Scientists have claimed to have shown the first evidence of a ‘conversation’ held with a patient in a vegetative state using brain scanning technology, suggesting that patients who were thought to be unresponsive could have more awareness than previously thought.

 

Dr Nicholas D. Schiff, MD, Neurologist/Neuroscientist, Associate Professor Neurology and Neuroscience, Weill Cornell Medical College, New York, said:

“These findings have extremely broad implications, not just for concerns about the accurate assessment of vast numbers of patients in custodial care situations, but in the context of any clinical encounter where we currently rely on behavioral assessment alone to identify consciousness.

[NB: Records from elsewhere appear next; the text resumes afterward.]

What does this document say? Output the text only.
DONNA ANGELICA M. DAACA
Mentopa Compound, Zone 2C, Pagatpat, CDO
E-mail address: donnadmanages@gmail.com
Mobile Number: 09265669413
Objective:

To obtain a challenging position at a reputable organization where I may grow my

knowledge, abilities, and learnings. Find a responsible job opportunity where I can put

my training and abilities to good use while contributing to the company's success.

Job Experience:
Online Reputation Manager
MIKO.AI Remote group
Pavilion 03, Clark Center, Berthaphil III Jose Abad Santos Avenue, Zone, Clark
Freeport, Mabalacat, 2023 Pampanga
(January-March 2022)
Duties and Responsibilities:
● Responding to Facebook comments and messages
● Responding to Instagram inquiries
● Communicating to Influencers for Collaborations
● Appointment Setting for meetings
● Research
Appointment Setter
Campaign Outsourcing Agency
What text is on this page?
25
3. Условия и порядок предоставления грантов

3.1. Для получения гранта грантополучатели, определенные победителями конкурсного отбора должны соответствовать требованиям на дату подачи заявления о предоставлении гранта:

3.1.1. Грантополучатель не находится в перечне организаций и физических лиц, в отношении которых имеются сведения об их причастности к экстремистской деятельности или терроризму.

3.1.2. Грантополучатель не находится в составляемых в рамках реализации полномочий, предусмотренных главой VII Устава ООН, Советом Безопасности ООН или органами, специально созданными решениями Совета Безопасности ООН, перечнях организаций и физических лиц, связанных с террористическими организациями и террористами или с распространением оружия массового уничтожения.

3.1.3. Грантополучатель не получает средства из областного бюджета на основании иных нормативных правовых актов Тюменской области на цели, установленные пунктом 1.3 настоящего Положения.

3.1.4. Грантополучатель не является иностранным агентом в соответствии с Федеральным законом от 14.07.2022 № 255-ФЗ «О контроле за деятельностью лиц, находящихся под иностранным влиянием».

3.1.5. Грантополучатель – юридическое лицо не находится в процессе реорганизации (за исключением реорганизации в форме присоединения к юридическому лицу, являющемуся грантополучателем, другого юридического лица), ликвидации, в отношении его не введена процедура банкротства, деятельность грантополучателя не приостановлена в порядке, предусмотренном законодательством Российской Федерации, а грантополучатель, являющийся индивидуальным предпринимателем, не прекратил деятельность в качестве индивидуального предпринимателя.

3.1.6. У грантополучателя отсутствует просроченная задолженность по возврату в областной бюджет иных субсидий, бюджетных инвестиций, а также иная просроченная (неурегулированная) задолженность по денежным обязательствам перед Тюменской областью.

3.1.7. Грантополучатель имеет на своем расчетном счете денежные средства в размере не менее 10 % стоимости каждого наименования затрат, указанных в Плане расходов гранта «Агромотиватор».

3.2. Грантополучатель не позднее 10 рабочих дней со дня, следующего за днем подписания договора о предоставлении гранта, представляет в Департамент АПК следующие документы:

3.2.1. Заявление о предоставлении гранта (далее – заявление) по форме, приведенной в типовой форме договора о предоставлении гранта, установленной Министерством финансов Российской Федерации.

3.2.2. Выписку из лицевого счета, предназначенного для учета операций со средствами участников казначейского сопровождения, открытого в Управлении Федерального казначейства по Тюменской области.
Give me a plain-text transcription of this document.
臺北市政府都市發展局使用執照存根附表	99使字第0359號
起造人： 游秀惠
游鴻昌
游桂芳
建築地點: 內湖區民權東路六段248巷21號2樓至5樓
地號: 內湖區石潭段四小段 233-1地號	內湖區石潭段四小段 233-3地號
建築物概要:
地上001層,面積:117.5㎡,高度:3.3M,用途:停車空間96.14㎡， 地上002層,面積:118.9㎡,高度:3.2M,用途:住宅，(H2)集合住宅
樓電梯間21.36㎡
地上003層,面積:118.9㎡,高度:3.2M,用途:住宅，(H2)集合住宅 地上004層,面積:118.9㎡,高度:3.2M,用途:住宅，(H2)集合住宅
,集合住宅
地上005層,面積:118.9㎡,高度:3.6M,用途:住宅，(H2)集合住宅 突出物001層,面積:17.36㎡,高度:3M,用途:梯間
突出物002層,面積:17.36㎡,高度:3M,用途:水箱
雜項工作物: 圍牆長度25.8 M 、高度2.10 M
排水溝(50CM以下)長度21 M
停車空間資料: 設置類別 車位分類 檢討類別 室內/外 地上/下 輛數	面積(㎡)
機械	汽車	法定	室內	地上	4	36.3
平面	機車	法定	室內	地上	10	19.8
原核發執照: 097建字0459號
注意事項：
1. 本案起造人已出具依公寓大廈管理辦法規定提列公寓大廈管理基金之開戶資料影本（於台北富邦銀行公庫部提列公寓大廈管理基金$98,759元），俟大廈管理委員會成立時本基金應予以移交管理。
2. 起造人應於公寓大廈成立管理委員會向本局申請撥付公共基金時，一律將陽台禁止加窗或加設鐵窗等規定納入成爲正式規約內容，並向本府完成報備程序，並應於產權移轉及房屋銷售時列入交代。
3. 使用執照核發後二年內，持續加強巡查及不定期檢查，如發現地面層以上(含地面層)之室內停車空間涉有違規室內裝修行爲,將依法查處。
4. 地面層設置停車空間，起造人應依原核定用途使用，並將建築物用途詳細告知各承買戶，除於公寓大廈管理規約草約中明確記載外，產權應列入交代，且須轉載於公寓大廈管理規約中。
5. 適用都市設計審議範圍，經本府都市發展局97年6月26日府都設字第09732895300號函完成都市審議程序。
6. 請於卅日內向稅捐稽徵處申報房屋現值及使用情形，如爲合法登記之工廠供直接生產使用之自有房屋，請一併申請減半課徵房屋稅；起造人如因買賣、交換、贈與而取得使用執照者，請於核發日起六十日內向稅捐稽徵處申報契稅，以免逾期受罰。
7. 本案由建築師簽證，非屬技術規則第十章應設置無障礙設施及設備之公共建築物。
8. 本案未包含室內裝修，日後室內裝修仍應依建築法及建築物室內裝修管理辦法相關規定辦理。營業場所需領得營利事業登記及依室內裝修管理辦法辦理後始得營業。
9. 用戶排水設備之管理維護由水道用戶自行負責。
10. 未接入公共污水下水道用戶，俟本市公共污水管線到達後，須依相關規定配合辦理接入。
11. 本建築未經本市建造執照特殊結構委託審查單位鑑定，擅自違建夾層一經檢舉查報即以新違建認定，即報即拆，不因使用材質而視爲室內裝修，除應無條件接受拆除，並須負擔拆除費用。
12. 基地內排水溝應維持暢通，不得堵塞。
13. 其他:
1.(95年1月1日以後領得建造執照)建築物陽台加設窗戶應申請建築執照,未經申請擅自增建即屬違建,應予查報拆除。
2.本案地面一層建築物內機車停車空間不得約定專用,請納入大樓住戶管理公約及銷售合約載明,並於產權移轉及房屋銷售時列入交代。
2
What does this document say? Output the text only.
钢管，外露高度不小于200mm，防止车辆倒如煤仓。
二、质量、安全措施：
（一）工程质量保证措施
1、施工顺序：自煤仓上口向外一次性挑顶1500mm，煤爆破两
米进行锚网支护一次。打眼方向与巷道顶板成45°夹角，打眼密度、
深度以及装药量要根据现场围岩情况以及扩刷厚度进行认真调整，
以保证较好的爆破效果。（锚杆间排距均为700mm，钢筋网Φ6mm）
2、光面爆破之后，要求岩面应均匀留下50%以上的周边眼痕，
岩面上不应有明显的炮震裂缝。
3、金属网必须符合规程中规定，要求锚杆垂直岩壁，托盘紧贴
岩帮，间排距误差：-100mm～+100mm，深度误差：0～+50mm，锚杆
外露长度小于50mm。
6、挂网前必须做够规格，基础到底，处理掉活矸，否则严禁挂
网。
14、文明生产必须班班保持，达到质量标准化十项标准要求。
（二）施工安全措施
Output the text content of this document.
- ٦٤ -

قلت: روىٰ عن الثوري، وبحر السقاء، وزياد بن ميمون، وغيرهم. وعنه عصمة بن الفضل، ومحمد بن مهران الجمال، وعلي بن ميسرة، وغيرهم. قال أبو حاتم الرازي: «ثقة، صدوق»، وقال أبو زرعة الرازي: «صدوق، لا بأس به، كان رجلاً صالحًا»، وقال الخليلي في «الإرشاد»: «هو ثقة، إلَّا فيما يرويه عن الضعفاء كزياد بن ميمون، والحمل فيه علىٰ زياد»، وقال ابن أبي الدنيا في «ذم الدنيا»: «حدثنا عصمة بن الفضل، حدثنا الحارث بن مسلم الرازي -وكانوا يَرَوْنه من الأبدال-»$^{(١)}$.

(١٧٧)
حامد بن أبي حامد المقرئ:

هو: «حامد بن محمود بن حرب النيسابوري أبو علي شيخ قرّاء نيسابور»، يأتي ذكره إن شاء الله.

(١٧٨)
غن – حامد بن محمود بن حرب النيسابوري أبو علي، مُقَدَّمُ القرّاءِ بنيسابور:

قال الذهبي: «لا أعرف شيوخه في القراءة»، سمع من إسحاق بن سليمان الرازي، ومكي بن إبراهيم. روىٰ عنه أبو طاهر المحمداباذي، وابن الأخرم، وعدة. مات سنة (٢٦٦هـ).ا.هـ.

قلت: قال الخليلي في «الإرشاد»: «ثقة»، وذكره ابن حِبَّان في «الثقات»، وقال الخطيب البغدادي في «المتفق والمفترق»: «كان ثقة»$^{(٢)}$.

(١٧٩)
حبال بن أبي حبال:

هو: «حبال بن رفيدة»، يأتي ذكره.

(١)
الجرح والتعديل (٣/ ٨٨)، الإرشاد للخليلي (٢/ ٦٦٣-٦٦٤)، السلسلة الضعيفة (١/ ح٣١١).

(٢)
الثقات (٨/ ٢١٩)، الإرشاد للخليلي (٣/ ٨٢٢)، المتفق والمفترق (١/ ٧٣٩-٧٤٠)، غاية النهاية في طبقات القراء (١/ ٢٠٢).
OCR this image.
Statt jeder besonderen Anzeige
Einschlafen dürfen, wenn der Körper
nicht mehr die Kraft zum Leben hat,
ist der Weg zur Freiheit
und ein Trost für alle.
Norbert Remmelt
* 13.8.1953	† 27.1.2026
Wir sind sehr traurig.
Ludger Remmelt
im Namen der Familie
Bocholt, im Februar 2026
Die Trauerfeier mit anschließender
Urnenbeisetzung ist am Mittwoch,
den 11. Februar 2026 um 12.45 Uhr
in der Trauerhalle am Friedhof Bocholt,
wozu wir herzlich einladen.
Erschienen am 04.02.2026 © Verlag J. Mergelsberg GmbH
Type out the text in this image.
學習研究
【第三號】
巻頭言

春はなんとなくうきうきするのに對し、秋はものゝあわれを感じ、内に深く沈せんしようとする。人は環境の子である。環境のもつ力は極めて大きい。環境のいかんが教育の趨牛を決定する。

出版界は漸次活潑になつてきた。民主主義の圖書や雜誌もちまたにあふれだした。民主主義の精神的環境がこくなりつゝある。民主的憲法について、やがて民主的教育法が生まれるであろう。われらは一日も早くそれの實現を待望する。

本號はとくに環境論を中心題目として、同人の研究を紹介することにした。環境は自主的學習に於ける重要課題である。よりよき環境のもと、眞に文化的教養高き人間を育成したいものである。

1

“It is important, however, to appreciate the complexity of these measurements and assessments of such severely brain injured patients. Obtaining this type of result is only starting point and creates urgency to further investigate and assist such patients.

“The most important question left unanswered by these findings is what mechanism accounts for the stunning dissociation of behavior and integrative brain function. I think we can be sure that as the biological answers underlying this question become more clear, this will have a profound impact across medicine.”

 

Prof. Chris Frith FRS FBA, Emeritus Professor of Neuropsychology, Wellcome Trust Centre for NeuroImaging, University College London, said:

“Adrian Owen and his group have previously used brain imaging measures to show that a patient in a vegetative state was conscious. They have now gone a huge step further and shown that a patient previously assumed to be in a vegetative state could use his thoughts, as reflected in brain activity, to give yes or no answers to questions. This is even stronger proof of consciousness. It is difficult to imagine a worse experience than to be a functioning mind trapped in a body over which you have absolutely no control. Obviously, more technical development is required, but we now have the distinct possibility that, in the future, thanks to Owen and colleagues’ work we will be able to detect cases of other patients who are conscious and what’s more, we will be able to communicate with them.”